Toney's make-you-miss ability hasn't been seen around these parts since the Giants last drafted a receiver from an SEC school, LSU's Odell Beckham Jr., in 2014. And similar to OBJ's time with the Giants, drama seems to find Toney -- see Sunday's ejection, when he exited after throwing a punch at Cowboys safety Damontae Kazee following a minor scrum. That drew the ire of coach Joe Judge.

"There's a pretty distinct line in terms of competing and doing the things we're not going to condone as a team that put us behind. That's not going to be accepted," Judge said. "It's not going to be condoned. That's as far as I'm going to go with that."

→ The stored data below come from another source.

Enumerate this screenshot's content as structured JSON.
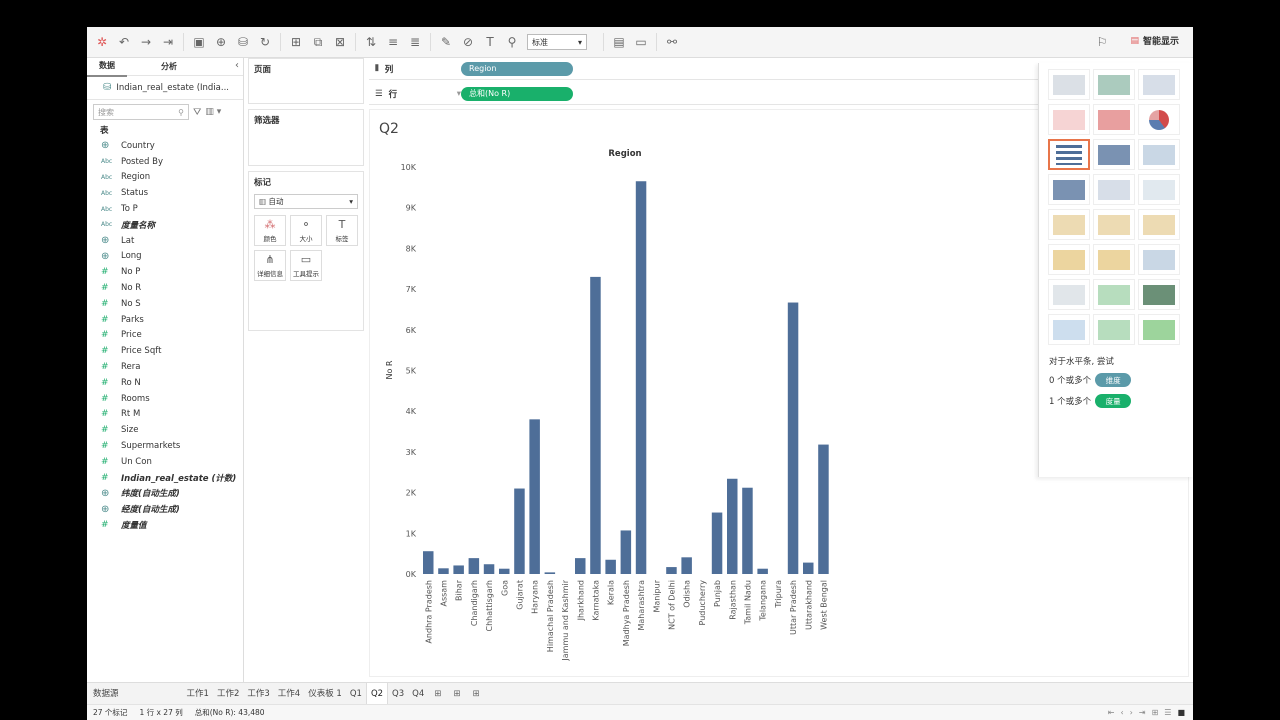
{
  "toolbar": {
    "format_select": "标准",
    "smart_show": "智能显示"
  },
  "data_pane": {
    "tab_data": "数据",
    "tab_analysis": "分析",
    "datasource": "Indian_real_estate (India...",
    "search_placeholder": "搜索",
    "table_header": "表",
    "fields": [
      {
        "type": "globe",
        "name": "Country",
        "italic": false
      },
      {
        "type": "abc",
        "name": "Posted By",
        "italic": false
      },
      {
        "type": "abc",
        "name": "Region",
        "italic": false
      },
      {
        "type": "abc",
        "name": "Status",
        "italic": false
      },
      {
        "type": "abc",
        "name": "To P",
        "italic": false
      },
      {
        "type": "abc",
        "name": "度量名称",
        "italic": true
      },
      {
        "type": "globe",
        "name": "Lat",
        "italic": false
      },
      {
        "type": "globe",
        "name": "Long",
        "italic": false
      },
      {
        "type": "hash",
        "name": "No P",
        "italic": false
      },
      {
        "type": "hash",
        "name": "No R",
        "italic": false
      },
      {
        "type": "hash",
        "name": "No S",
        "italic": false
      },
      {
        "type": "hash",
        "name": "Parks",
        "italic": false
      },
      {
        "type": "hash",
        "name": "Price",
        "italic": false
      },
      {
        "type": "hash",
        "name": "Price Sqft",
        "italic": false
      },
      {
        "type": "hash",
        "name": "Rera",
        "italic": false
      },
      {
        "type": "hash",
        "name": "Ro N",
        "italic": false
      },
      {
        "type": "hash",
        "name": "Rooms",
        "italic": false
      },
      {
        "type": "hash",
        "name": "Rt M",
        "italic": false
      },
      {
        "type": "hash",
        "name": "Size",
        "italic": false
      },
      {
        "type": "hash",
        "name": "Supermarkets",
        "italic": false
      },
      {
        "type": "hash",
        "name": "Un Con",
        "italic": false
      },
      {
        "type": "hash",
        "name": "Indian_real_estate (计数)",
        "italic": true
      },
      {
        "type": "globe",
        "name": "纬度(自动生成)",
        "italic": true
      },
      {
        "type": "globe",
        "name": "经度(自动生成)",
        "italic": true
      },
      {
        "type": "hash",
        "name": "度量值",
        "italic": true
      }
    ]
  },
  "cards": {
    "pages": "页面",
    "filters": "筛选器",
    "marks": "标记",
    "marks_type": "自动",
    "mark_color": "颜色",
    "mark_size": "大小",
    "mark_label": "标签",
    "mark_detail": "详细信息",
    "mark_tooltip": "工具提示"
  },
  "shelves": {
    "columns_label": "列",
    "rows_label": "行",
    "columns_pill": "Region",
    "rows_pill": "总和(No R)"
  },
  "sheet_title": "Q2",
  "show_me": {
    "hint": "对于水平条, 尝试",
    "line1_prefix": "0 个或多个",
    "line1_pill": "维度",
    "line2_prefix": "1 个或多个",
    "line2_pill": "度量"
  },
  "tabs": [
    "数据源",
    "工作1",
    "工作2",
    "工作3",
    "工作4",
    "仪表板 1",
    "Q1",
    "Q2",
    "Q3",
    "Q4"
  ],
  "status": {
    "marks": "27 个标记",
    "rows_cols": "1 行 x 27 列",
    "sum": "总和(No R): 43,480"
  },
  "colors": {
    "bar": "#4e6e98",
    "dim_pill": "#5b9aa9",
    "meas_pill": "#19b06b"
  },
  "chart_data": {
    "type": "bar",
    "title": "Region",
    "xlabel": "",
    "ylabel": "No R",
    "ylim": [
      0,
      10000
    ],
    "yticks": [
      "0K",
      "1K",
      "2K",
      "3K",
      "4K",
      "5K",
      "6K",
      "7K",
      "8K",
      "9K",
      "10K"
    ],
    "categories": [
      "Andhra Pradesh",
      "Assam",
      "Bihar",
      "Chandigarh",
      "Chhattisgarh",
      "Goa",
      "Gujarat",
      "Haryana",
      "Himachal Pradesh",
      "Jammu and Kashmir",
      "Jharkhand",
      "Karnataka",
      "Kerala",
      "Madhya Pradesh",
      "Maharashtra",
      "Manipur",
      "NCT of Delhi",
      "Odisha",
      "Puducherry",
      "Punjab",
      "Rajasthan",
      "Tamil Nadu",
      "Telangana",
      "Tripura",
      "Uttar Pradesh",
      "Uttarakhand",
      "West Bengal"
    ],
    "values": [
      560,
      140,
      210,
      390,
      240,
      130,
      2100,
      3800,
      40,
      0,
      390,
      7300,
      350,
      1070,
      9650,
      0,
      170,
      410,
      0,
      1510,
      2340,
      2120,
      130,
      0,
      6670,
      280,
      3180
    ]
  }
}
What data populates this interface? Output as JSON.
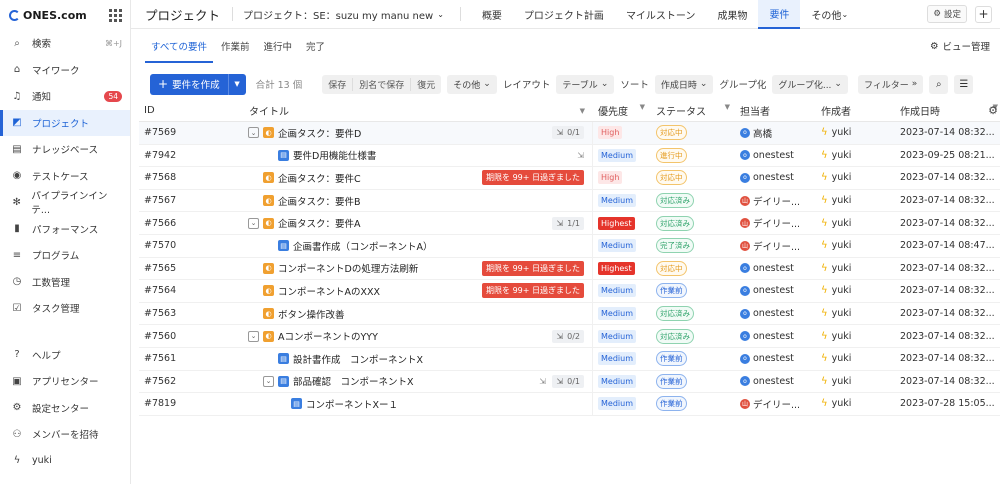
{
  "logo": "ONES.com",
  "sidebar": {
    "items": [
      {
        "label": "検索",
        "icon": "search-icon",
        "glyph": "⌕",
        "shortcut": "⌘+J"
      },
      {
        "label": "マイワーク",
        "icon": "home-icon",
        "glyph": "⌂"
      },
      {
        "label": "通知",
        "icon": "bell-icon",
        "glyph": "♫",
        "badge": "54"
      },
      {
        "label": "プロジェクト",
        "icon": "project-icon",
        "glyph": "◩",
        "active": true
      },
      {
        "label": "ナレッジベース",
        "icon": "doc-icon",
        "glyph": "▤"
      },
      {
        "label": "テストケース",
        "icon": "testcase-icon",
        "glyph": "◉"
      },
      {
        "label": "パイプラインインテ...",
        "icon": "pipeline-icon",
        "glyph": "✻"
      },
      {
        "label": "パフォーマンス",
        "icon": "chart-icon",
        "glyph": "▮"
      },
      {
        "label": "プログラム",
        "icon": "program-icon",
        "glyph": "≡"
      },
      {
        "label": "工数管理",
        "icon": "clock-icon",
        "glyph": "◷"
      },
      {
        "label": "タスク管理",
        "icon": "task-icon",
        "glyph": "☑"
      }
    ],
    "bottom": [
      {
        "label": "ヘルプ",
        "icon": "help-icon",
        "glyph": "?"
      },
      {
        "label": "アプリセンター",
        "icon": "app-center-icon",
        "glyph": "▣"
      },
      {
        "label": "設定センター",
        "icon": "gear-icon",
        "glyph": "⚙"
      },
      {
        "label": "メンバーを招待",
        "icon": "invite-icon",
        "glyph": "⚇"
      },
      {
        "label": "yuki",
        "icon": "user-bolt-icon",
        "glyph": "ϟ"
      }
    ]
  },
  "header": {
    "title": "プロジェクト",
    "project_selector": "プロジェクト：SE：suzu my manu new",
    "tabs": [
      "概要",
      "プロジェクト計画",
      "マイルストーン",
      "成果物",
      "要件",
      "その他"
    ],
    "active_tab": "要件",
    "settings": "設定"
  },
  "subtabs": [
    "すべての要件",
    "作業前",
    "進行中",
    "完了"
  ],
  "view_management": "ビュー管理",
  "toolbar": {
    "create": "要件を作成",
    "total": "合計 13 個",
    "save": "保存",
    "save_as": "別名で保存",
    "restore": "復元",
    "other": "その他",
    "layout_label": "レイアウト",
    "layout_value": "テーブル",
    "sort_label": "ソート",
    "sort_value": "作成日時",
    "group_label": "グループ化",
    "group_value": "グループ化...",
    "filter": "フィルター"
  },
  "columns": [
    "ID",
    "タイトル",
    "優先度",
    "ステータス",
    "担当者",
    "作成者",
    "作成日時"
  ],
  "rows": [
    {
      "id": "#7569",
      "title": "企画タスク：要件D",
      "indent": 1,
      "expand": true,
      "type": "orange",
      "sub": "0/1",
      "priority": "High",
      "status": "対応中",
      "st": "doing",
      "assignee": "高橋",
      "av": "av-blue",
      "creator": "yuki",
      "date": "2023-07-14 08:32..."
    },
    {
      "id": "#7942",
      "title": "要件D用機能仕様書",
      "indent": 2,
      "type": "blue",
      "subicon": true,
      "priority": "Medium",
      "status": "進行中",
      "st": "doing",
      "assignee": "onestest",
      "av": "av-blue",
      "creator": "yuki",
      "date": "2023-09-25 08:21..."
    },
    {
      "id": "#7568",
      "title": "企画タスク：要件C",
      "indent": 1,
      "type": "orange",
      "overdue": "期限を 99+ 日過ぎました",
      "priority": "High",
      "status": "対応中",
      "st": "doing",
      "assignee": "onestest",
      "av": "av-blue",
      "creator": "yuki",
      "date": "2023-07-14 08:32..."
    },
    {
      "id": "#7567",
      "title": "企画タスク：要件B",
      "indent": 1,
      "type": "orange",
      "priority": "Medium",
      "status": "対応済み",
      "st": "done",
      "assignee": "デイリー...",
      "av": "av-red",
      "creator": "yuki",
      "date": "2023-07-14 08:32..."
    },
    {
      "id": "#7566",
      "title": "企画タスク：要件A",
      "indent": 1,
      "expand": true,
      "type": "orange",
      "sub": "1/1",
      "priority": "Highest",
      "status": "対応済み",
      "st": "done",
      "assignee": "デイリー...",
      "av": "av-red",
      "creator": "yuki",
      "date": "2023-07-14 08:32..."
    },
    {
      "id": "#7570",
      "title": "企画書作成（コンポーネントA）",
      "indent": 2,
      "type": "blue",
      "priority": "Medium",
      "status": "完了済み",
      "st": "done",
      "assignee": "デイリー...",
      "av": "av-red",
      "creator": "yuki",
      "date": "2023-07-14 08:47..."
    },
    {
      "id": "#7565",
      "title": "コンポーネントDの処理方法刷新",
      "indent": 1,
      "type": "orange",
      "overdue": "期限を 99+ 日過ぎました",
      "priority": "Highest",
      "status": "対応中",
      "st": "doing",
      "assignee": "onestest",
      "av": "av-blue",
      "creator": "yuki",
      "date": "2023-07-14 08:32..."
    },
    {
      "id": "#7564",
      "title": "コンポーネントAのXXX",
      "indent": 1,
      "type": "orange",
      "overdue": "期限を 99+ 日過ぎました",
      "priority": "Medium",
      "status": "作業前",
      "st": "todo",
      "assignee": "onestest",
      "av": "av-blue",
      "creator": "yuki",
      "date": "2023-07-14 08:32..."
    },
    {
      "id": "#7563",
      "title": "ボタン操作改善",
      "indent": 1,
      "type": "orange",
      "priority": "Medium",
      "status": "対応済み",
      "st": "done",
      "assignee": "onestest",
      "av": "av-blue",
      "creator": "yuki",
      "date": "2023-07-14 08:32..."
    },
    {
      "id": "#7560",
      "title": "AコンポーネントのYYY",
      "indent": 1,
      "expand": true,
      "type": "orange",
      "sub": "0/2",
      "priority": "Medium",
      "status": "対応済み",
      "st": "done",
      "assignee": "onestest",
      "av": "av-blue",
      "creator": "yuki",
      "date": "2023-07-14 08:32..."
    },
    {
      "id": "#7561",
      "title": "設計書作成　コンポーネントX",
      "indent": 2,
      "type": "blue",
      "priority": "Medium",
      "status": "作業前",
      "st": "todo",
      "assignee": "onestest",
      "av": "av-blue",
      "creator": "yuki",
      "date": "2023-07-14 08:32..."
    },
    {
      "id": "#7562",
      "title": "部品確認　コンポーネントX",
      "indent": 2,
      "expand": true,
      "type": "blue",
      "sub": "0/1",
      "subicon": true,
      "priority": "Medium",
      "status": "作業前",
      "st": "todo",
      "assignee": "onestest",
      "av": "av-blue",
      "creator": "yuki",
      "date": "2023-07-14 08:32..."
    },
    {
      "id": "#7819",
      "title": "コンポーネントXー１",
      "indent": 3,
      "type": "blue",
      "priority": "Medium",
      "status": "作業前",
      "st": "todo",
      "assignee": "デイリー...",
      "av": "av-red",
      "creator": "yuki",
      "date": "2023-07-28 15:05..."
    }
  ]
}
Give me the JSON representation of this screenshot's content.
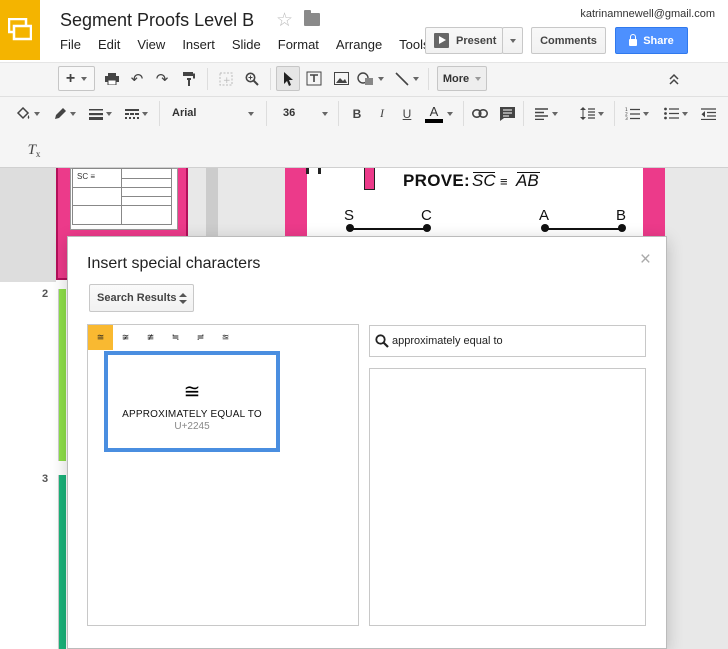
{
  "header": {
    "doc_title": "Segment Proofs Level B",
    "user_email": "katrinamnewell@gmail.com",
    "menu": [
      "File",
      "Edit",
      "View",
      "Insert",
      "Slide",
      "Format",
      "Arrange",
      "Tools"
    ],
    "present_label": "Present",
    "comments_label": "Comments",
    "share_label": "Share",
    "brand_color": "#f4b400",
    "share_color": "#4d90fe"
  },
  "toolbar": {
    "more_label": "More",
    "font_name": "Arial",
    "font_size": "36"
  },
  "filmstrip": {
    "slide_numbers": [
      "2",
      "3"
    ],
    "thumb_label": "SC ≡"
  },
  "slide": {
    "prove_label": "PROVE:",
    "seg1": "SC",
    "congruent": "≡",
    "seg2": "AB",
    "points": [
      "S",
      "C",
      "A",
      "B"
    ]
  },
  "dialog": {
    "title": "Insert special characters",
    "category": "Search Results",
    "close_glyph": "×",
    "results": [
      "≅",
      "≆",
      "≇",
      "≒",
      "≓",
      "≊"
    ],
    "selected": {
      "glyph": "≅",
      "name": "APPROXIMATELY EQUAL TO",
      "code": "U+2245"
    },
    "search_value": "approximately equal to",
    "accent_color": "#f9b931",
    "preview_border_color": "#4a8ee0"
  }
}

Toney is expected to avoid a suspension, a league source told ESPN on Monday. He's going through the standard discipline process with the league that will likely result in a fine.

The young playmaker seems to recognize his error and apologized to the entire organization on Monday morning.

Now it's a matter of learning from his mistakes.

"At the end of the day, he is still a rookie and he has a lot of learning to do. He's going to make mistakes," Golladay said. "I am pretty sure he wishes he could have that moment back. Turn the other cheek. He will learn from it."

If he does, it will put the full attention on the unique things he can do on the field. The "Human Joystick" is more than just a description, and he does embrace the nickname, even if he goes by Yung Joka online and as a musical artist.

"At the time, I really didn't think nothing about [the nickname]. It was just me out there just going out there wanting to play and just do what I can," Toney said. "I didn't really think too much of it, but now, I kind of thank [McElwain], you know what I'm saying? Because it's kind of like a brand as far as me just playing the way I play."